Читаем Том 3. Советский и дореволюционный театр полностью

Подходя ближе к Художественному театру, трудно представить себе более углубленное и более благородное искусство, чем то, которое создала эта группа интеллигенции с соизволения и при поддержке капитала, желавшего блеснуть своей утонченной культурой. В самом деле, в чем заключался главный смысл той, можно сказать, религии Станиславского, случайно совпавшей с главным руслом тенденции Немировича-Данченко, которая охарактеризовала собою все искания Художественного театра до последнего года? Это — огромная художественная добросовестность. Не на словах только, а всеми своими нервами Станиславский хотел художественной высоты во всем. Неправильно говорить, что Станиславский преследовал натуралистические цели. Нет, театр ставил чисто фантастические вещи, где о натурализме не могло быть и речи. Но Станиславский хотел приблизить каждую театральную картину, сцену к тому идеалу, который ставила перед ним задача глубочайшей, детальнейшей, законченнейшей обработки задуманного. Отсюда — если ставилась бытовая сцена, то быт должен был быть внимательнейшим образом изучен. Ни одна книжка об этом быте не должна была остаться непрочитанной. Надо было искать вещей, а часто и людей, которые с этим бытом связаны. Надо было в каждом уголке позаботиться о торжестве этого быта в его величайшей типичности. Если дело шло о фантастических сценах, например «Потонувшем колоколе» 3, то Станиславский и его помощники старались до последних деталей обдумать ту грезу, которая перед ними проносилась, и создать вплоть до конкретнейших мелочей воплощение этой грезы.Если эта добросовестность превращалась в ценнейшее искусство, то потому, что никогда не ограничивалась педантической копией, а стремилась во всем достигнуть предельной типичности. Если она была такой даже в области внешней постановки, то еще более, так сказать, трогательной, психологичной становилась она в области переживаний, типов и эмоций. Здесь Станиславский требовал, чтобы артист вживался в свой тип, чтобы он, так сказать, переживал в себе всю его жизнь, чтобы он в него постепенно перевоплотился; и опять-таки перевоплощение это не должно было ограничиваться главными пятнами, основными штрихами, но должно было сказываться в походке, в деталях, в костюме, словом, во всем до мелочей облике фигуры. Эти тенденции были доведены до святости, до подвижничества и вместе с тем увенчались замечательным успехом. Широкая публика и лучшие эстеты общества были покорены богатством впечатлений и глубочайшей серьезностью, веявшей на них со сцены.
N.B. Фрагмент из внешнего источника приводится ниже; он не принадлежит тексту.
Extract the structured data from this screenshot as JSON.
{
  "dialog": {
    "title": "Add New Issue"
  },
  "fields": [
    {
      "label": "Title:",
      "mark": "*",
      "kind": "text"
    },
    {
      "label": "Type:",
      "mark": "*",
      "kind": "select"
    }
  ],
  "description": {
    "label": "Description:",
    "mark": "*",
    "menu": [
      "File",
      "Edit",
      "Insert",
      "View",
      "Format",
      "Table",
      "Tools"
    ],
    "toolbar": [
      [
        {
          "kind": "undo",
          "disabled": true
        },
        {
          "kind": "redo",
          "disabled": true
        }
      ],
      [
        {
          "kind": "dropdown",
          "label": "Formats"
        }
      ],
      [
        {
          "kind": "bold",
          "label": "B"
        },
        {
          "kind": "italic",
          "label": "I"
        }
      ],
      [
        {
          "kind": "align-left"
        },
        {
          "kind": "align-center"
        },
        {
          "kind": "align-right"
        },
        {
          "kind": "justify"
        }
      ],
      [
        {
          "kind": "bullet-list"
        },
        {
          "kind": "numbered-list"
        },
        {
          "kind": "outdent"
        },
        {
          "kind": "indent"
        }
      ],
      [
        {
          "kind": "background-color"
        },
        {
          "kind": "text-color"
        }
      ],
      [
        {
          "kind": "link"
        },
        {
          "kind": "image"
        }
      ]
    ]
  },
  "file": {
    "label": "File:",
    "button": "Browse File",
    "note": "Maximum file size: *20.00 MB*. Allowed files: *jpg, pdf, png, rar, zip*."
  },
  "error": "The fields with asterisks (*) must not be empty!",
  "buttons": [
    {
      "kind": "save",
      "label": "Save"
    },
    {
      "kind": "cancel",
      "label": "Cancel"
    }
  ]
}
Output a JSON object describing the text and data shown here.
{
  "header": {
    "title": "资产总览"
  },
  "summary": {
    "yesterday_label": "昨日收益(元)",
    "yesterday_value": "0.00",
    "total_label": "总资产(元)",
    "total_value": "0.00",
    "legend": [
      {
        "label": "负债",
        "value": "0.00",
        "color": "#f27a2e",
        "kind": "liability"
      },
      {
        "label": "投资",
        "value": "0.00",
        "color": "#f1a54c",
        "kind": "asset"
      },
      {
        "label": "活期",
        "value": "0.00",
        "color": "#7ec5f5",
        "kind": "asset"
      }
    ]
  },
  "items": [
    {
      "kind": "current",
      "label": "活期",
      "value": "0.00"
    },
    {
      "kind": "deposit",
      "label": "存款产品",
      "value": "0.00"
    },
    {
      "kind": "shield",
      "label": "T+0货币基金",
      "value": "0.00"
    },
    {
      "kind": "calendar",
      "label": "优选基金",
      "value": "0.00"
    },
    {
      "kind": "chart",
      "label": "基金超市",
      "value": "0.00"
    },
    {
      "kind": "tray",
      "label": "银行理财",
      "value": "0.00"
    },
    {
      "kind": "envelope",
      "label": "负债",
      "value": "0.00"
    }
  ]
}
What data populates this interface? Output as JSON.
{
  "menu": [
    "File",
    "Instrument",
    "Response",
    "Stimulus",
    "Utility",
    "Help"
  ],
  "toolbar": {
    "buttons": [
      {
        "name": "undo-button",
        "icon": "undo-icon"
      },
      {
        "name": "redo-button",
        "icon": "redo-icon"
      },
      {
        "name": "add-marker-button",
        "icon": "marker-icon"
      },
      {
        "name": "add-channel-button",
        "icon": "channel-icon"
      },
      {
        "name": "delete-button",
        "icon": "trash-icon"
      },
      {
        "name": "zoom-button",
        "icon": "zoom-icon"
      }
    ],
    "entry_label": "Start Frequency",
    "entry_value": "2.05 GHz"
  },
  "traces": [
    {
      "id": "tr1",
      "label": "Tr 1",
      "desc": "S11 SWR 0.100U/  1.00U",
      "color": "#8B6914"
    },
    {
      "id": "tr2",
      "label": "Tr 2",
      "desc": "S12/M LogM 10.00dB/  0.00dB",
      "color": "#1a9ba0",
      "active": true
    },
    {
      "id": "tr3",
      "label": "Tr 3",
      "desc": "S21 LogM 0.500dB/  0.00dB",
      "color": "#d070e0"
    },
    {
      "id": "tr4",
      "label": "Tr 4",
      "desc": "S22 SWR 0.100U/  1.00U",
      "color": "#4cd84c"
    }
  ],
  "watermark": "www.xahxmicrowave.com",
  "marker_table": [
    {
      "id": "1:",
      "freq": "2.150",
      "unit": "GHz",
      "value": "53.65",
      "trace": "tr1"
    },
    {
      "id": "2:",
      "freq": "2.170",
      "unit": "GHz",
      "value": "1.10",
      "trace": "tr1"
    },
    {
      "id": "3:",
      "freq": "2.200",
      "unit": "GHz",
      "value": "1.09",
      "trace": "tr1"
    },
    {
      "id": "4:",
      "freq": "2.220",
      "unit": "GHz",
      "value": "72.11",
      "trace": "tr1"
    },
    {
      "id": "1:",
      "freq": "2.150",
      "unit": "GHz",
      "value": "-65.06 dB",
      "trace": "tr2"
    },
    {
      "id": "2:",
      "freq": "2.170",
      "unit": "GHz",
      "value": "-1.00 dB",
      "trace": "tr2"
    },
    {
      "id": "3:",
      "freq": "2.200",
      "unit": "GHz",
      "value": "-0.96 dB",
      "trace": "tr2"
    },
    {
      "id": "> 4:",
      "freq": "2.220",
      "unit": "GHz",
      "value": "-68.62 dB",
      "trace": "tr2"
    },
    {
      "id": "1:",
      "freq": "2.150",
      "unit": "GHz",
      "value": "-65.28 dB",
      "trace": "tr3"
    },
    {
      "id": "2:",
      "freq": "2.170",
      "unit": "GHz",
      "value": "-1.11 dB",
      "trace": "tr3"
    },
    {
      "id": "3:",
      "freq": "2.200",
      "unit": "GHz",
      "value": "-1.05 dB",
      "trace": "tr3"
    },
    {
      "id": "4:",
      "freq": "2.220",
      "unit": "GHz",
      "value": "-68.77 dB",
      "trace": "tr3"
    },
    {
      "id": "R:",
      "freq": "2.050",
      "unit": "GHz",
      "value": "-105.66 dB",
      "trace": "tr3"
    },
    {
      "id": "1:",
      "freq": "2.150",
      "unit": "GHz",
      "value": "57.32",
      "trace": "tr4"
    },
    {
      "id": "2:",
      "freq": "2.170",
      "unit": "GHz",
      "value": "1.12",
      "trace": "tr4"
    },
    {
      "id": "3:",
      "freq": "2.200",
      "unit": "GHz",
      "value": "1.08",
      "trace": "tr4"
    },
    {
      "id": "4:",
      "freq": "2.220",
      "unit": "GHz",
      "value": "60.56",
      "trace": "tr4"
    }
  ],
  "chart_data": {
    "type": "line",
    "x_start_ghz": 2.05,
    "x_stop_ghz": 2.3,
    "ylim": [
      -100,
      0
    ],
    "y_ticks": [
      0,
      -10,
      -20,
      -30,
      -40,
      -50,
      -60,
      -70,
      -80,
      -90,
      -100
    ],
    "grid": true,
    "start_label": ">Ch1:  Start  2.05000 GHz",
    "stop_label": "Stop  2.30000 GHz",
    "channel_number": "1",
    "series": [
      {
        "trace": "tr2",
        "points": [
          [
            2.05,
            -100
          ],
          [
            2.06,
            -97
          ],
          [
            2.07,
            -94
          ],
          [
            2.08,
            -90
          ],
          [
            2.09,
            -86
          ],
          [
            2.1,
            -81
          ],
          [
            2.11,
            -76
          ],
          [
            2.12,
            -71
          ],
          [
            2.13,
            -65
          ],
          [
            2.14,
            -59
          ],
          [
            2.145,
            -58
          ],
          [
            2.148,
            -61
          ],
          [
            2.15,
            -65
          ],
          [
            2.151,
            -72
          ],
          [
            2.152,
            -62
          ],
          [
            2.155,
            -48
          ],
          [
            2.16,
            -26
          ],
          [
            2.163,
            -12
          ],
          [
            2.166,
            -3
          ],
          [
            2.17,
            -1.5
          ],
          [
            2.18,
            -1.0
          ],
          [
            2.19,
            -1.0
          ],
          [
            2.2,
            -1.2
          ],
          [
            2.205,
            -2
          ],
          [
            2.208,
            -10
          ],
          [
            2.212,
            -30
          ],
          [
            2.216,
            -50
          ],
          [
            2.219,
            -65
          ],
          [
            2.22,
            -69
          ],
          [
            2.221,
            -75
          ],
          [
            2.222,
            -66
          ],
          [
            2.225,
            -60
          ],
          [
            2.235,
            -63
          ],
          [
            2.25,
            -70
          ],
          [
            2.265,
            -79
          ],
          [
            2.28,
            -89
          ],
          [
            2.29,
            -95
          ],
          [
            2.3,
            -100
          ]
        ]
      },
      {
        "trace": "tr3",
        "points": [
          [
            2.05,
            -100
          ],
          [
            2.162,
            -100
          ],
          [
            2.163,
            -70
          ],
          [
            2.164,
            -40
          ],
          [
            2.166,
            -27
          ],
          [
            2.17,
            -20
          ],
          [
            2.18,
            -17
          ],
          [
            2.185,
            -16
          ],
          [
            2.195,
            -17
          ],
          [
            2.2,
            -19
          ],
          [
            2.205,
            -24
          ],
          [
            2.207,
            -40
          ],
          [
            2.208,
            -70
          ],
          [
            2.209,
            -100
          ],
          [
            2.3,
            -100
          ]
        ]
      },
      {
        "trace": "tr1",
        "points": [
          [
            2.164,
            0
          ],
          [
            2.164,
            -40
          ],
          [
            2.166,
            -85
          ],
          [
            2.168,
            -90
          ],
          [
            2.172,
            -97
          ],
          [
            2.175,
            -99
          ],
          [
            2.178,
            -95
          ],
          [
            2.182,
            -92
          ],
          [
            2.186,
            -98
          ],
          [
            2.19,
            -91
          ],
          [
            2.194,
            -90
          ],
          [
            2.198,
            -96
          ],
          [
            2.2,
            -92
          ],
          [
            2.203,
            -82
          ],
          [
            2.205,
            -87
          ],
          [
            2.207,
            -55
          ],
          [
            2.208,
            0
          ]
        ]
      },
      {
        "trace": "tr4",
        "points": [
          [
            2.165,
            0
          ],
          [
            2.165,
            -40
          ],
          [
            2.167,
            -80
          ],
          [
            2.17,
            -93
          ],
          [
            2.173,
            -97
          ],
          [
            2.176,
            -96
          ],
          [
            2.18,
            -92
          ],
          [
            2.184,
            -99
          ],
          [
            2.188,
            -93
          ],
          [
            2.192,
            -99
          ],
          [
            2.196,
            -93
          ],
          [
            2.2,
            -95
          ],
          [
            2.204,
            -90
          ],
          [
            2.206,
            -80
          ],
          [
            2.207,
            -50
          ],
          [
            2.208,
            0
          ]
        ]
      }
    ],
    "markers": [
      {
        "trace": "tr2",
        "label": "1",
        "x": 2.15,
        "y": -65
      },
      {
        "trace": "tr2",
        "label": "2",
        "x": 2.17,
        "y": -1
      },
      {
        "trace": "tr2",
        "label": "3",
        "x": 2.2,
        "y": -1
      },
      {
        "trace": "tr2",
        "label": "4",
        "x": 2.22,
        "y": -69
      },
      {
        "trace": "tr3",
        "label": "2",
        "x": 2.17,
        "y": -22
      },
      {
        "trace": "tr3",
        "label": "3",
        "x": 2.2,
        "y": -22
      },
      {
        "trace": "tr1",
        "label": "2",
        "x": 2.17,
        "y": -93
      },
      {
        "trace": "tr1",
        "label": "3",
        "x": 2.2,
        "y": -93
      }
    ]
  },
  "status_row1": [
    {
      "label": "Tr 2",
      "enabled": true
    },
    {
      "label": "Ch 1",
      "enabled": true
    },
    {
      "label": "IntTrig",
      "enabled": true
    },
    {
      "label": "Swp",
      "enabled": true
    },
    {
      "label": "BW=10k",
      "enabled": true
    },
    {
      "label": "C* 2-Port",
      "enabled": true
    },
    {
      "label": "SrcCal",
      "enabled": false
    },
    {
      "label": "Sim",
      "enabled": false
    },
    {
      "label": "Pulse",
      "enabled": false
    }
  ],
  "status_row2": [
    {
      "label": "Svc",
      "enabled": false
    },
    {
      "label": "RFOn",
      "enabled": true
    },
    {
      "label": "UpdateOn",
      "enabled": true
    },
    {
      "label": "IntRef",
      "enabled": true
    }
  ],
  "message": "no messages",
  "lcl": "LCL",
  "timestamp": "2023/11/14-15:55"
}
Но если мы за всем тем спросим себя, был ли этот театр, — столь эстетически добросовестный в художественном отношении, столь проникновенный психологически, — был ли он театром внутренней культурынарода, то мы можем прямо сказать: он таким театром не был.

Был у нас театр Гоголя; он ознаменовал собою огромной важности ступень в развитии народного сознания, — конечно, захватив собою сознательные части народа, интеллигенцию в первую очередь. Был у нас театр Островского. Он имеет такое же значение, ибо в обе эти полосы русской истории интеллигенция играла небывало самостоятельную роль, которая в театре отразилась, хотя, к сожалению, и ослабленно, ибо в театр влияние интеллигенции только отчасти проникало. Но чей театр — Художественный театр? Какую новую идею, какое новое отношение к общественности он с собою принес? Нам говорят — Художественный театр есть театр Чехова. Но ведь именно Чехов-то глубже всех других сознавал и оплакивал отсутствие в творчестве своем и своих сверстников каких бы то ни было захватывающих идей. Ведь чеховщина («Дядя Ваня», «Чайка», «Три сестры») — это же постоянный плач об отсутствии идей, о буднях, не освещенных никакой великой эмоцией. И Художественный театр с особенным удовольствием превращал в шедевры этот в конце концов даже и неглубокий, самоосуждающий пессимизм интеллигенции. Интеллигент смотрел «Трех сестер», немножко плакал вместе с ними и находил, что эта тоска жизни, которой насыщен был спектакль, в сущности, красива. Красота исполнения примиряла его с той бессодержательной скукой, которая — даже по мысли автора и режиссеров — составляла душу пьесы. Но, равным образом, и пьесы Гауптмана и всякие другие русские и заграничные пьесы, которые ставил Художественный театр, всегда представляли собою великолепную оболочку вокруг пустого места, вокруг все того же пессимизма, безыдейности или увлечения чистой красотой. Теперь читателю, быть может, станет ясно, почему Художественному театру приходится отвести совершенно своеобразное место в истории русской культуры.